Men of the 57th Regiment entrenching a laager.

On 1 April Lord Chelmsford led the relief column towards Eshowe. The force consisted of 3,390 European soldiers, 2,280 Natal Native Contingent, 120 wagons and artillery; two 9-pounder guns, four 24-pounder Congreve rockets tubes and two Gatling guns. Progress was slow because the roundabout route to avoid Zulu ambushes, crossed rivers were swollen by heavy rains. By the evening of 1 April, Pearson's observers at Eshowe could see the relief column laagering 10 mi away.

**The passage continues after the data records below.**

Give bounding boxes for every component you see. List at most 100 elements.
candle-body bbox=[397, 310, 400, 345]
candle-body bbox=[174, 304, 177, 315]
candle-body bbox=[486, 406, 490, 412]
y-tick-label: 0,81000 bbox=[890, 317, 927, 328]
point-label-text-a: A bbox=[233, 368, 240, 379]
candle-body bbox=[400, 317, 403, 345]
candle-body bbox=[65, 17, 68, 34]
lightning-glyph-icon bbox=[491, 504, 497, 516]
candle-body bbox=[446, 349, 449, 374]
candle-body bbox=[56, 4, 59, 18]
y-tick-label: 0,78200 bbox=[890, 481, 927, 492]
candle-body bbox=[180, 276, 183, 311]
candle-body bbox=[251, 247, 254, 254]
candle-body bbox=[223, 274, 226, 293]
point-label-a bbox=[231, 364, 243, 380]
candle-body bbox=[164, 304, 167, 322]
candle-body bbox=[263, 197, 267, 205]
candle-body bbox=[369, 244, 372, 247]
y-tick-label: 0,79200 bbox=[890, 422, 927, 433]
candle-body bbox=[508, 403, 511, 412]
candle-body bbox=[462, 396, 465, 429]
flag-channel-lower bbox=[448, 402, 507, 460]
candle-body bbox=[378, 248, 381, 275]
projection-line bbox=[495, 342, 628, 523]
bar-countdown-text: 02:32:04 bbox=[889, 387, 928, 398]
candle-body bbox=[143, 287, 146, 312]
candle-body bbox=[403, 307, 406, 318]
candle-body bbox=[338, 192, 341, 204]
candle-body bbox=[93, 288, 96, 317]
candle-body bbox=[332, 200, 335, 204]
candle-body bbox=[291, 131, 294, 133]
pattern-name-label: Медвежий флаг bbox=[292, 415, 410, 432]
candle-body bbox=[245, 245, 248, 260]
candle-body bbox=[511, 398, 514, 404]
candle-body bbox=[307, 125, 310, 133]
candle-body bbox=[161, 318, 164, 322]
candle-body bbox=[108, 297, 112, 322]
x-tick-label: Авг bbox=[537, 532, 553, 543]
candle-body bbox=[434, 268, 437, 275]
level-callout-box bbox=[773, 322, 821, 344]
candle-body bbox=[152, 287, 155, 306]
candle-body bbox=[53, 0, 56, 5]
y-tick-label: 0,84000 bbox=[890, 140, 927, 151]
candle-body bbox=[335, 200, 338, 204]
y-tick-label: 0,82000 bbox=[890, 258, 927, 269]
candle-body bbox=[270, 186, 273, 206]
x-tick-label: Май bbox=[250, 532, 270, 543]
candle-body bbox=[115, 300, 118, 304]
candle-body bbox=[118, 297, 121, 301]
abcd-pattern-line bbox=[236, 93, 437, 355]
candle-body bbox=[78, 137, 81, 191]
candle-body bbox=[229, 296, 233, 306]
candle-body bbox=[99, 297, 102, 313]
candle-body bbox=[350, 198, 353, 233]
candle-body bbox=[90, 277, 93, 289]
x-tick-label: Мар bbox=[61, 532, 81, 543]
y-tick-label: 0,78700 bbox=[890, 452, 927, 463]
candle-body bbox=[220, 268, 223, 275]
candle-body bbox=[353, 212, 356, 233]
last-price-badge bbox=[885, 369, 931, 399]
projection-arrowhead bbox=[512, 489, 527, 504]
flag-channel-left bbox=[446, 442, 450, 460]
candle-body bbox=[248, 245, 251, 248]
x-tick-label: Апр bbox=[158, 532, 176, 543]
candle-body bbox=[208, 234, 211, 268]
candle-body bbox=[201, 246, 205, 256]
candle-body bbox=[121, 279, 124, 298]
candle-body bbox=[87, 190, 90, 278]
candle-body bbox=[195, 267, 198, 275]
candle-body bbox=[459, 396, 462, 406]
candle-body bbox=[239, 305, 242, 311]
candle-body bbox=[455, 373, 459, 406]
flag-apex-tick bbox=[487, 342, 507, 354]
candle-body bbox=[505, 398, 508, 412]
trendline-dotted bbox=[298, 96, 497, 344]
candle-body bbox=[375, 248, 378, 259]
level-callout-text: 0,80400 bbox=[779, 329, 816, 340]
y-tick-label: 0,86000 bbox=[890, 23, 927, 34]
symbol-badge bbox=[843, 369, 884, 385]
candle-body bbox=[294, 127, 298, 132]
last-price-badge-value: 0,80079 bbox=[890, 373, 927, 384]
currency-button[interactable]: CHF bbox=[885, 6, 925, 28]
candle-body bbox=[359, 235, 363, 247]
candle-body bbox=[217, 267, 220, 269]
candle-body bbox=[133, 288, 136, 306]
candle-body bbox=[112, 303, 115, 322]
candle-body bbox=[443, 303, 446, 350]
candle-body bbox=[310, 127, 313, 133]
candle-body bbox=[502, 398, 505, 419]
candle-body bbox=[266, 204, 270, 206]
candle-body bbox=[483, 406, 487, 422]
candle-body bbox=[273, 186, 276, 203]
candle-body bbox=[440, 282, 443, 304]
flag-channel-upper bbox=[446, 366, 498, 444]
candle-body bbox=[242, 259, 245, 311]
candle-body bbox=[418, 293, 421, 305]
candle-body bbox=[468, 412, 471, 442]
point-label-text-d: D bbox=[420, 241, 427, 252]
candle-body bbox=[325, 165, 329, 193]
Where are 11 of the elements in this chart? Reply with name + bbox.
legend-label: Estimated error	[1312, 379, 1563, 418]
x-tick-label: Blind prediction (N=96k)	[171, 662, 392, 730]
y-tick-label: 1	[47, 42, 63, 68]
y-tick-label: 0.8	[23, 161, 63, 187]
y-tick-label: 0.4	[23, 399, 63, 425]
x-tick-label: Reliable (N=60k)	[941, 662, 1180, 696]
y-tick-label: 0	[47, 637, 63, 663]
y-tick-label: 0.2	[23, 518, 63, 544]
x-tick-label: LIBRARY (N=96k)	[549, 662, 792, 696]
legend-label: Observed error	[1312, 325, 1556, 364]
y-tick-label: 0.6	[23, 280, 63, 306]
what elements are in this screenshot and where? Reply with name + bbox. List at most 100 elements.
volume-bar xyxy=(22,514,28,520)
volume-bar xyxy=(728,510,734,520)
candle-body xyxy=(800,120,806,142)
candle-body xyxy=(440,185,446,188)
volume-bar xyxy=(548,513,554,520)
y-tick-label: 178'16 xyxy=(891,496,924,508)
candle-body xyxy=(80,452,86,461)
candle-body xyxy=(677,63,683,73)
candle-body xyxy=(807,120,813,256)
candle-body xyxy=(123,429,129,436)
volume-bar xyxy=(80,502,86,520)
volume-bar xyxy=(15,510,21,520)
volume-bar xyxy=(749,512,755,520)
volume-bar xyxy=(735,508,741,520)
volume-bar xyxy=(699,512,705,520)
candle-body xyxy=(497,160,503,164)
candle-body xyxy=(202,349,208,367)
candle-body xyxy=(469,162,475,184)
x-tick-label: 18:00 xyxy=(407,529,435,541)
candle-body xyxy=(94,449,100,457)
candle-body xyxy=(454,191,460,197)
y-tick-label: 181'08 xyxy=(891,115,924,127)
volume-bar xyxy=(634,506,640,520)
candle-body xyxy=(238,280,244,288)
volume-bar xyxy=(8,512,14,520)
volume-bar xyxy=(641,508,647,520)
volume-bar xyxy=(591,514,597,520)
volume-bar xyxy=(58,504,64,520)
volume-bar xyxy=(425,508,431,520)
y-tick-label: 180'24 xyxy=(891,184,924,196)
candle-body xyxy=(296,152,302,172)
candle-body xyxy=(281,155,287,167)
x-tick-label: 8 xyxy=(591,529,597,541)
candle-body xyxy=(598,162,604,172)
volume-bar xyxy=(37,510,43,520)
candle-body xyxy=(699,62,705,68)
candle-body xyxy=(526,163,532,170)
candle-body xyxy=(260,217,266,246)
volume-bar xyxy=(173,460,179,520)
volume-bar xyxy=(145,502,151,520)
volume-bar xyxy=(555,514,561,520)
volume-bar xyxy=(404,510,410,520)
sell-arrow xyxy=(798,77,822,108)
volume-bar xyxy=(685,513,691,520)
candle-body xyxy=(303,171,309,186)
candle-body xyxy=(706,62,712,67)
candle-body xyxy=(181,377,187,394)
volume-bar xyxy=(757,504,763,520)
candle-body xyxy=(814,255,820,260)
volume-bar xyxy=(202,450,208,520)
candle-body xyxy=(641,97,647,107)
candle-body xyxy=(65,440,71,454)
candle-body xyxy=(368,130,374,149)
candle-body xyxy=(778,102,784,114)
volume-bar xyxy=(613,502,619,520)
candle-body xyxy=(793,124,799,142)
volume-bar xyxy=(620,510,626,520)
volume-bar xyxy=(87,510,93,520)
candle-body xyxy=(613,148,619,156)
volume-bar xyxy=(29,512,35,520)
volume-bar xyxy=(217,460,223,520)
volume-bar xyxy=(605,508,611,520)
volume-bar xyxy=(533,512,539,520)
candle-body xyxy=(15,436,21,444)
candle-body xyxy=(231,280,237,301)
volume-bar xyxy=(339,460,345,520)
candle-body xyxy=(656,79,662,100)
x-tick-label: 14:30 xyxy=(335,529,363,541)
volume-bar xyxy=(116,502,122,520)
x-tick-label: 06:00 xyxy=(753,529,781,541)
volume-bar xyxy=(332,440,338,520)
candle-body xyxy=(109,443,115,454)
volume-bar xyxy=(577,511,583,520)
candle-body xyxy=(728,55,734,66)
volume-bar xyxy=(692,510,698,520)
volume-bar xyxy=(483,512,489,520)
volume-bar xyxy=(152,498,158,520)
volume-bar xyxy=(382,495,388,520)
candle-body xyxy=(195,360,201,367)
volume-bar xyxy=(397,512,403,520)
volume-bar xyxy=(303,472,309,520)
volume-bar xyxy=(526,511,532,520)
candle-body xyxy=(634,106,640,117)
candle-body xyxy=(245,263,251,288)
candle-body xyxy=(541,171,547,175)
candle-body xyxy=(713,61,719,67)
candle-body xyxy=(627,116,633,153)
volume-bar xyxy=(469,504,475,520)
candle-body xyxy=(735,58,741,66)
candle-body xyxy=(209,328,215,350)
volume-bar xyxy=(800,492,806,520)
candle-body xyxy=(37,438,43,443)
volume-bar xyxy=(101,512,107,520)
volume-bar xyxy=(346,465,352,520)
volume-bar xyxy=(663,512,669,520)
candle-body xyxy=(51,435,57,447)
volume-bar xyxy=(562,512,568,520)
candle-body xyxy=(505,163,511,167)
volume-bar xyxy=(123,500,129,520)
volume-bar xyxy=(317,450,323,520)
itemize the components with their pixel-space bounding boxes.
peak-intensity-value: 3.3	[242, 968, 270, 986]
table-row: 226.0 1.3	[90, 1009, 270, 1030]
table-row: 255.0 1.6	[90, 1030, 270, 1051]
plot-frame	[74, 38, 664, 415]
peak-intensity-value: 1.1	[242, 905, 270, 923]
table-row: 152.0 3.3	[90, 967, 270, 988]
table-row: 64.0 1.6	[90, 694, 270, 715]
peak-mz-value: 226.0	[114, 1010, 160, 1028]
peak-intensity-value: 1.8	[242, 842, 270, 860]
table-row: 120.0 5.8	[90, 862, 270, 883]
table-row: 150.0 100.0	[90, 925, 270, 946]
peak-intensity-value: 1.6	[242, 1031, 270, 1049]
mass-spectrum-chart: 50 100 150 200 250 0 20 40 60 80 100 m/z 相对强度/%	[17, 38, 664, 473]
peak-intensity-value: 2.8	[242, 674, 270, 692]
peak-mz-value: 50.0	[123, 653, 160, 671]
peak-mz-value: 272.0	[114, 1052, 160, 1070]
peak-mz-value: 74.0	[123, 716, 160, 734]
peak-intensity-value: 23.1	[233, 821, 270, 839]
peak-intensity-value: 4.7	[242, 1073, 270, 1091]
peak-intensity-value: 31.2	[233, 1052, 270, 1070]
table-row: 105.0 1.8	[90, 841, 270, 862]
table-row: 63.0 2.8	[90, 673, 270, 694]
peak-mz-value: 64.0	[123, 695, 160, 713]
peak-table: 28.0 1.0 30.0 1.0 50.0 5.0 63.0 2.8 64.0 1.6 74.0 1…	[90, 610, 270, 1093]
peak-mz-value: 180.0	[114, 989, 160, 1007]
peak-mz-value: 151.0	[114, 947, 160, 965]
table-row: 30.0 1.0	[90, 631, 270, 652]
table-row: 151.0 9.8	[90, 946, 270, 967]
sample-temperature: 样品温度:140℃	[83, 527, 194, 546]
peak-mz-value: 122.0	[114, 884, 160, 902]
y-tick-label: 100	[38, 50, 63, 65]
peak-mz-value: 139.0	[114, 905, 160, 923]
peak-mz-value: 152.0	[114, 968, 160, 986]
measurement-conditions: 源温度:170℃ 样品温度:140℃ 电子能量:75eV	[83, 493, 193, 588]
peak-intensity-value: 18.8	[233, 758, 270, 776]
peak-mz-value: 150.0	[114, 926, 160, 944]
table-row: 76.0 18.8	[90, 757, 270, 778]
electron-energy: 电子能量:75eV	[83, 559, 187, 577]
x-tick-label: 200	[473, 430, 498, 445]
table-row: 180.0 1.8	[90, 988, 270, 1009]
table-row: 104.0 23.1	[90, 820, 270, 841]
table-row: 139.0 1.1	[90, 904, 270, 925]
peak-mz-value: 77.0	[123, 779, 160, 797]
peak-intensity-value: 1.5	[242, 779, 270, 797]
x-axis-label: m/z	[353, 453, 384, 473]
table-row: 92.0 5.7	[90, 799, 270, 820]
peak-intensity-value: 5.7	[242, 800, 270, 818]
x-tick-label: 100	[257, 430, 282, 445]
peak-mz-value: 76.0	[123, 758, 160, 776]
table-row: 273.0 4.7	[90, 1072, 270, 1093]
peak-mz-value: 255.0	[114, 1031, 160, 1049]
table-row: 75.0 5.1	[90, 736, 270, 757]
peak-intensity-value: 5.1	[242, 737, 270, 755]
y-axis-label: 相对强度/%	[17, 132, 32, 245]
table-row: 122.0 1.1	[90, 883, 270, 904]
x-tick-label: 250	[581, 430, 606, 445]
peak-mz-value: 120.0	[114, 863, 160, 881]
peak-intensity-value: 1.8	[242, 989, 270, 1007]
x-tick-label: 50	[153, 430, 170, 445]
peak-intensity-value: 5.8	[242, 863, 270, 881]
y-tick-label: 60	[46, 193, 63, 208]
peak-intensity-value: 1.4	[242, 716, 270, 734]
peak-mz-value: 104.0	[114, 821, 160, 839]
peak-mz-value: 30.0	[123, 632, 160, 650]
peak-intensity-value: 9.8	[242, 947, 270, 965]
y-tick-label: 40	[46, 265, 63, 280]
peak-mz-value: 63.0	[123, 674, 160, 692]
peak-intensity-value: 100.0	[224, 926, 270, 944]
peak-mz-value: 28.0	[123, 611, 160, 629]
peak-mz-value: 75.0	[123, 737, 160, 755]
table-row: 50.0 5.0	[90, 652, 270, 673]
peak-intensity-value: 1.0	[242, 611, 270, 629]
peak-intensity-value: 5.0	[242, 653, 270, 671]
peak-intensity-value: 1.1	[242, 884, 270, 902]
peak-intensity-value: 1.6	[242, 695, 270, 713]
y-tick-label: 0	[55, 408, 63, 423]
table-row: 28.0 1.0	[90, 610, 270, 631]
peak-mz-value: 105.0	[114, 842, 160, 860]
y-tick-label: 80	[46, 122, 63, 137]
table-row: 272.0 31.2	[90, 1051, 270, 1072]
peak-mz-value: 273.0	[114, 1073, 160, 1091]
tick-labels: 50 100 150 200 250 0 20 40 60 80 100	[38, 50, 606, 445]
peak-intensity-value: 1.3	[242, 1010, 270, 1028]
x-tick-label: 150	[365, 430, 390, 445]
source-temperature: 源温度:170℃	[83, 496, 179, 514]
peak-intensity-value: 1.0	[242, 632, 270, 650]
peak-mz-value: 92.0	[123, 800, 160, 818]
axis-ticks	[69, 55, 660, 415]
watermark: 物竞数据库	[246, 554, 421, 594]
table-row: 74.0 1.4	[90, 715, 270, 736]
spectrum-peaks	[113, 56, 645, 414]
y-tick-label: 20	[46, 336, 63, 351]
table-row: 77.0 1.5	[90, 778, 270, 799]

The British camp was sited atop a 300 ft east−west ridge that had sloping ground on all sides providing the defenders with a good field of fire. Further to the west the ground dipped before rising again up to the 470 ft Umisi Hill. After the Battle of Isandlwana, the British were taking no chances bivouacing in Zulu territory. A waist-high square earthwork was constructed around the encampment using the spoil dug from a 4 ft deep trench. Each side was roughly 130 yd long. While the defences were being built, mounted scouts reported seeing small parties of Zulus beyond Umisi Hill.

That evening Chelmsford decided the column would not continue to Eshowe in the morning. At dawn the next day, a 12,000-strong Zulu impi (which contained veterans of Isandlwana drawn from other regiments in the main Zulu army) attacked the British camp in the Battle of Gingindlovu. Despite numerous attacks throughout the day by the Zulus, to emulate the overwhelming victory they had achieved at Isandlwana two months ago, the firepower from the camp's entrenched defenders kept them at bay. The Zulus eventually retreated as night fell.

On 3 April, the relief column entered Eshowe, led by pipers of the 91st Highlanders. The two-month siege had been lifted. Chelmsford concluded that Eshowe did not need to be retained and the laboriously constructed defences were demolished. Bivouacking on the first night after their departure from it on 6 April, Pearson's men could see that the Zulus had set the Eshowe encampment ablaze.